Consumer spending growth hit 4.6% in July year-on-year, but it was a month of two halves thanks to the weather, according to the latest analysis by Barclaycard.
High temperatures at the start of the month brought consumers out onto the high street and helped drive up spending on clothing, in department stores and on electronics, leading to growth levels of 3.6% and 2.1% in the first two weeks for in-store spend.
But as temperatures dropped below average towards the end of July and a month’s worth of rain fell in one day in some parts of the country, people opted to stay in, causing in-store spend growth to fall in the third and fourth weeks of the month to 1.5% and 0.1% respectively.
Online shopping picked up some of the slack, with consumers spending 18.8% more online when the weather turned – up from 12.3% at the start of the month.
Where shoppers did venture out, they opted for one-stop-shops such as department stores which saw in-store spend growth rise from 5% in the first week to 9.5% in the final week.
Department store spending growth – up 8.8% – reached its highest level in 18 months, only just being pipped by the 9% growth in January 2014.
“The levels of extra spending in both categories firmly point towards strongly-improved trading for the respective sectors, lifting expectations of a strong summer for high-street retailers,” Barclaycard said.
Spending on leisure and entertainment was up 12.8% in July – its highest level this year – helped by a 30.1% jump in cinema spending.
Pubs saw double-digit growth of 15.5% as people took advantage of the fine weather in the first part of the month, but they emptied out as the rains fell with growth nearly halving to 8.7% in the last week. Consumers appeared to stay at home and order a takeaway instead – spending on takeaway food was up 61.4% at the end of July.
Barclaycard managing director, Chris Wood, said: “July was a prime example of how the weather impacts the way consumers spend their money.
“The heat wave that dominated the start of the month provided a lift to the high street – especially clothing and department stores – as consumers took to the shops to update their wardrobes.

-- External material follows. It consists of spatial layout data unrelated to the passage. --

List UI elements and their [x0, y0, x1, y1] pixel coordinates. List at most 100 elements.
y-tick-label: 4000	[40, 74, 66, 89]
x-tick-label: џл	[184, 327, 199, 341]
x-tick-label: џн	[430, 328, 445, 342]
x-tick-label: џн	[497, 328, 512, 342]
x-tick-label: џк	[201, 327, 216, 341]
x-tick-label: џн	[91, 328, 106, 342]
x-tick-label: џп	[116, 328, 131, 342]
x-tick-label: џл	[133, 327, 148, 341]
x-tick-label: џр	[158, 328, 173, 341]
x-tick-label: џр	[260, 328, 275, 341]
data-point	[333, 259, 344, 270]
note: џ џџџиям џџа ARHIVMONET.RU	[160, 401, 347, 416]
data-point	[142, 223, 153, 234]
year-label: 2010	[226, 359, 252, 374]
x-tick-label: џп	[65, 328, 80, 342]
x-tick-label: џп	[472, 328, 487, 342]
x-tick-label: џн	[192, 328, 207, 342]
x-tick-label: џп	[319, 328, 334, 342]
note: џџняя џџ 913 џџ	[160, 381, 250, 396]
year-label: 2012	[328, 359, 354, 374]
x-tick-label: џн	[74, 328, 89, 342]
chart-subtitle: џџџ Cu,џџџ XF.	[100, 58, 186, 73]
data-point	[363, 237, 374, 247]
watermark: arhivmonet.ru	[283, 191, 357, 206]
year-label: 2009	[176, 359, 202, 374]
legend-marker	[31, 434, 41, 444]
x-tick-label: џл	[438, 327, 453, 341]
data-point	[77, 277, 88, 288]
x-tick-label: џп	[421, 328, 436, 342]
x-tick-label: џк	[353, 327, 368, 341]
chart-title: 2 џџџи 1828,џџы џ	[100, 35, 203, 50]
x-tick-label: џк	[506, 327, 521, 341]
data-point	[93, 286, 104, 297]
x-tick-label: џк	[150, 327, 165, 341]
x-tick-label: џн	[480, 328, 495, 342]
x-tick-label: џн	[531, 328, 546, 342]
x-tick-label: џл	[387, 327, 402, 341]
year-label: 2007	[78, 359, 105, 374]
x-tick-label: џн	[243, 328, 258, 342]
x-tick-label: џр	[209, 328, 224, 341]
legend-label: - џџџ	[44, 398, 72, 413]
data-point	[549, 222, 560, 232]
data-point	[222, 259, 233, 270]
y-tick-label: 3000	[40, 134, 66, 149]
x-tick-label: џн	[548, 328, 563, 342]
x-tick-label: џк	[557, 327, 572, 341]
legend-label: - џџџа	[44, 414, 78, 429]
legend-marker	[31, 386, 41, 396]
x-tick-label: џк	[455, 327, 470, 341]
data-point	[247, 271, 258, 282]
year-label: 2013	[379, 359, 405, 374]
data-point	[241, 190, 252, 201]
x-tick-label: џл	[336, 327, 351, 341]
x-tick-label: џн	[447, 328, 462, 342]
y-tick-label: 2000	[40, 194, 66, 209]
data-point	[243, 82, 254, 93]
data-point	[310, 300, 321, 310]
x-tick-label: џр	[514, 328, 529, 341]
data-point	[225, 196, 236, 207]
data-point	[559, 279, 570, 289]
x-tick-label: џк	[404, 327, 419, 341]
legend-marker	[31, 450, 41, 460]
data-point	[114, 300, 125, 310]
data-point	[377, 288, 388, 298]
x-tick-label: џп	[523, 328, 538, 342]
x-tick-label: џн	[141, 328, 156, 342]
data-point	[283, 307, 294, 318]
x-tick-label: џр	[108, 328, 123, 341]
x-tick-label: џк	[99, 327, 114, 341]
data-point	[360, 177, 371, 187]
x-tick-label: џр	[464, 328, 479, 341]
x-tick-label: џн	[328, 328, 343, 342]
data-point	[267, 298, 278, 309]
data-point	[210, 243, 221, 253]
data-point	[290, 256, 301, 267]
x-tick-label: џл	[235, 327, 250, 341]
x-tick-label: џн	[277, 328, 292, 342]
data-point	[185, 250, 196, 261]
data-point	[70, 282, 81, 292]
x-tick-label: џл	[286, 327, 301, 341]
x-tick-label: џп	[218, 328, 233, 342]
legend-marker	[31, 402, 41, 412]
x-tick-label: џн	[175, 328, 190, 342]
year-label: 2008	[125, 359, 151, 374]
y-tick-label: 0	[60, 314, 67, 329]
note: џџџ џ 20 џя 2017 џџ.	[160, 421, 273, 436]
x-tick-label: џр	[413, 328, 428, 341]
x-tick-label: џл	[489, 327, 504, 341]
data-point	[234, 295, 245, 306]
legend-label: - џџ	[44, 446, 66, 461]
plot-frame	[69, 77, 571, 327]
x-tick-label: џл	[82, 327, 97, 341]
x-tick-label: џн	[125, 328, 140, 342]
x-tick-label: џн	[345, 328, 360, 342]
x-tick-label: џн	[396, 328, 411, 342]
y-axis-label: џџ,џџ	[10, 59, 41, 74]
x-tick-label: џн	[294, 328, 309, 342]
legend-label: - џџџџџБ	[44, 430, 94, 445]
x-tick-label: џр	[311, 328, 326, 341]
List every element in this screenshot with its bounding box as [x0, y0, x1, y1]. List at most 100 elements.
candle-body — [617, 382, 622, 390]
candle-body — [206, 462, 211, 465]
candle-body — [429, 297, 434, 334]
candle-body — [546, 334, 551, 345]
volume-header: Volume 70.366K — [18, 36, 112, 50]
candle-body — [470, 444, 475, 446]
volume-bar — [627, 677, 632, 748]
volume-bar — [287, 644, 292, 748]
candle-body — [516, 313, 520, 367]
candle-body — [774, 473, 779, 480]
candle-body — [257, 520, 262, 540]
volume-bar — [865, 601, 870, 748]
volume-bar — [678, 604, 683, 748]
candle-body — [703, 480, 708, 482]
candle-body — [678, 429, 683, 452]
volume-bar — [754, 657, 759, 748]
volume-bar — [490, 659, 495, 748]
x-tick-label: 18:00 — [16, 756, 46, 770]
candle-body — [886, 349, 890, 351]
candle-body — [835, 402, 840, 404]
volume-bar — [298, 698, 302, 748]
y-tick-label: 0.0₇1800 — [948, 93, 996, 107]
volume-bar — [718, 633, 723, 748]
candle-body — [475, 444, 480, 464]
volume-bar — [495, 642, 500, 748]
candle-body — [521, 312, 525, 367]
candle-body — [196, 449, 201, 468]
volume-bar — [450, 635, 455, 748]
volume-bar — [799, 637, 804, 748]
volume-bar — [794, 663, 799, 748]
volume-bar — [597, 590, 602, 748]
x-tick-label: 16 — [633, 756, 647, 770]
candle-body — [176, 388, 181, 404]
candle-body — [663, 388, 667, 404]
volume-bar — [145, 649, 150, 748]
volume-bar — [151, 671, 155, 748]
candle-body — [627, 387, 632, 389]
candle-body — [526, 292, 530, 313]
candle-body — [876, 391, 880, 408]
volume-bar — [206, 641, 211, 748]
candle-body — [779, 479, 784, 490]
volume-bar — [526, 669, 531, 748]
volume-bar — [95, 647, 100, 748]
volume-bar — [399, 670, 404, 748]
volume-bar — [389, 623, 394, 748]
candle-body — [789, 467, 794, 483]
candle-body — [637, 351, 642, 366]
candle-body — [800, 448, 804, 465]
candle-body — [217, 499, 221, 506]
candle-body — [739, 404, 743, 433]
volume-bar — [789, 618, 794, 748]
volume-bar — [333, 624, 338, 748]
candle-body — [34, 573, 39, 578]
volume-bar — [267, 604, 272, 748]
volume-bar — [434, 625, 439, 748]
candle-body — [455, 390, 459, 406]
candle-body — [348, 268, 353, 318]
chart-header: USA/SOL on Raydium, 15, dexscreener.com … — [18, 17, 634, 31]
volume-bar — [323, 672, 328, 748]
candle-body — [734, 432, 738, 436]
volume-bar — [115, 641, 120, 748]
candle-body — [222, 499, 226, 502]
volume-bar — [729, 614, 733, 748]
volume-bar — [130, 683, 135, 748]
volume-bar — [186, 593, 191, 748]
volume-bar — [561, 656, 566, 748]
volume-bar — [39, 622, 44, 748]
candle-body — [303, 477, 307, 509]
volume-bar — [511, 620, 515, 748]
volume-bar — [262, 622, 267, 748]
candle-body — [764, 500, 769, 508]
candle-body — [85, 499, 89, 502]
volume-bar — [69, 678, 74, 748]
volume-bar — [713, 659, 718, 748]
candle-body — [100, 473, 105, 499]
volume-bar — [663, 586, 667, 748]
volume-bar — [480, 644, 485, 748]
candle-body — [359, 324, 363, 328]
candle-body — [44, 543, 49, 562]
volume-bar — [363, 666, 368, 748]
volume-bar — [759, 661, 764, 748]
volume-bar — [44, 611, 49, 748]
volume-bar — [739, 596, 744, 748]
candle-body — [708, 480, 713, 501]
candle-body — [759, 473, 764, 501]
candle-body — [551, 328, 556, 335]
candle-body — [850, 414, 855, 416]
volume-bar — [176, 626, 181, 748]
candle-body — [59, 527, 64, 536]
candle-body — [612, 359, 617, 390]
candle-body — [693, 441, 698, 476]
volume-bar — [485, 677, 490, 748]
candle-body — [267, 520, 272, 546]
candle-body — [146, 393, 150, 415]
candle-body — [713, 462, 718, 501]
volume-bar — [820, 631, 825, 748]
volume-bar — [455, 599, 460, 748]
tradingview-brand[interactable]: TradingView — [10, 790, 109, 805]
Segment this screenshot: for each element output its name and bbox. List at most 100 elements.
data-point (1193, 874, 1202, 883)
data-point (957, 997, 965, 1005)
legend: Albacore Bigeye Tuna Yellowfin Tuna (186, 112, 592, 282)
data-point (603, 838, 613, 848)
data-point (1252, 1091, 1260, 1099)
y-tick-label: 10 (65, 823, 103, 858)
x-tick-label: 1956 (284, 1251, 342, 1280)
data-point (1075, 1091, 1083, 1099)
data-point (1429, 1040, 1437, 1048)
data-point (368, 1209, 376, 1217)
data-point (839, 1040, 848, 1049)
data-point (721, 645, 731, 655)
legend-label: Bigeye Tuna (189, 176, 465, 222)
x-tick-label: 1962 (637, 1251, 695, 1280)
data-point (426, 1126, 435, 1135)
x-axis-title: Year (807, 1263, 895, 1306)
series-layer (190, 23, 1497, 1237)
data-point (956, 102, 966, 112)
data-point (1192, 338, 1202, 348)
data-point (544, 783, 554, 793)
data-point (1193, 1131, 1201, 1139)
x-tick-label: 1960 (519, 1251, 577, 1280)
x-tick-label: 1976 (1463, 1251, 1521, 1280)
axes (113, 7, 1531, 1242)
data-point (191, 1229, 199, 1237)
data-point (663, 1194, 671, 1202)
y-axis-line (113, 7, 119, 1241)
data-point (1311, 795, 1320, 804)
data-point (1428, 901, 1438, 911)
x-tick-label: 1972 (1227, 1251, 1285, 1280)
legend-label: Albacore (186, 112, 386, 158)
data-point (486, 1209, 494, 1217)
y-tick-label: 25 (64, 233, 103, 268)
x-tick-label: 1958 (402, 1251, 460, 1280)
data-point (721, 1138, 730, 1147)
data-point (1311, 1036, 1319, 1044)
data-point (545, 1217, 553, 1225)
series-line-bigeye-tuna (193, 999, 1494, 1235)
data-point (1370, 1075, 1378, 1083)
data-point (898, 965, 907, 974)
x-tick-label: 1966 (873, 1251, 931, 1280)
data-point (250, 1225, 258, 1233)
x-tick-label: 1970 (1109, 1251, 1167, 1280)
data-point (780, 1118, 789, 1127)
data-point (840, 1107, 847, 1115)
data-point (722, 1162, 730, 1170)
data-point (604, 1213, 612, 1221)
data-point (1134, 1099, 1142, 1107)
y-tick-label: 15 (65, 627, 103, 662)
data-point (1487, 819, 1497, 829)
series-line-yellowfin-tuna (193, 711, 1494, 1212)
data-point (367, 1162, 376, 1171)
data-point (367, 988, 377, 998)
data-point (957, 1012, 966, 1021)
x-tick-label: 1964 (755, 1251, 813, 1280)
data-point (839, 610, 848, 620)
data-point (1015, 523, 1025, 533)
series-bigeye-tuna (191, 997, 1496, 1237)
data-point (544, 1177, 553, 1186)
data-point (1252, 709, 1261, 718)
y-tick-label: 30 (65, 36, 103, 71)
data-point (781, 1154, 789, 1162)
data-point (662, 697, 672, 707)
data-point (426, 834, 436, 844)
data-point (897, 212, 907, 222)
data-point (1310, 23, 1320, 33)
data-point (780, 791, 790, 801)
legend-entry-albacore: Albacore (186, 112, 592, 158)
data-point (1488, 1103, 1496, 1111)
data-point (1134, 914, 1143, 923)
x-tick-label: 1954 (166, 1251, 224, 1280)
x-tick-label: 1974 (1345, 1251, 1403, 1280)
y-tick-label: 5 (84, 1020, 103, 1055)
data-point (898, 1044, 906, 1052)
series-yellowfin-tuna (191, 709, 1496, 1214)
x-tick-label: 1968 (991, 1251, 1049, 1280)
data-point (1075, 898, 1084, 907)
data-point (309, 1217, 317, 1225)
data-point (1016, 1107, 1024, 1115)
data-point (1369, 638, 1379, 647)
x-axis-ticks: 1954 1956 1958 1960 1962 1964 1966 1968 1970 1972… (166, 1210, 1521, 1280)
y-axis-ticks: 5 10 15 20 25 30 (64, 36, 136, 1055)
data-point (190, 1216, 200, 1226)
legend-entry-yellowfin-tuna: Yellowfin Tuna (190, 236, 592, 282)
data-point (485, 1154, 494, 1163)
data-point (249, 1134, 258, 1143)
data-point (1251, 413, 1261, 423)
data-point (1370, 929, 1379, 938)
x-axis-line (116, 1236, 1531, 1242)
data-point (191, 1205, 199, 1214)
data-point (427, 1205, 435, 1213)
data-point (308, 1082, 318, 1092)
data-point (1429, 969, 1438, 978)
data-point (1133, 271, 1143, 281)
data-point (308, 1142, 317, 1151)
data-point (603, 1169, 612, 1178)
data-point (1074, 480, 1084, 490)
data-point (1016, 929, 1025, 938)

“But as the weather deteriorated, winners emerged in different categories including cinema, which was also bolstered by summer blockbusters, and takeaways which consumers turned to avoid the damp and blustery conditions.
“Overall, the rise in discretionary spending in July echoes a six-month trend where consumers, supported by significant tailwinds such as zero inflation, rising wages and clear guidance on interest rates, feel more comfortable splashing out on the nice-to-haves.”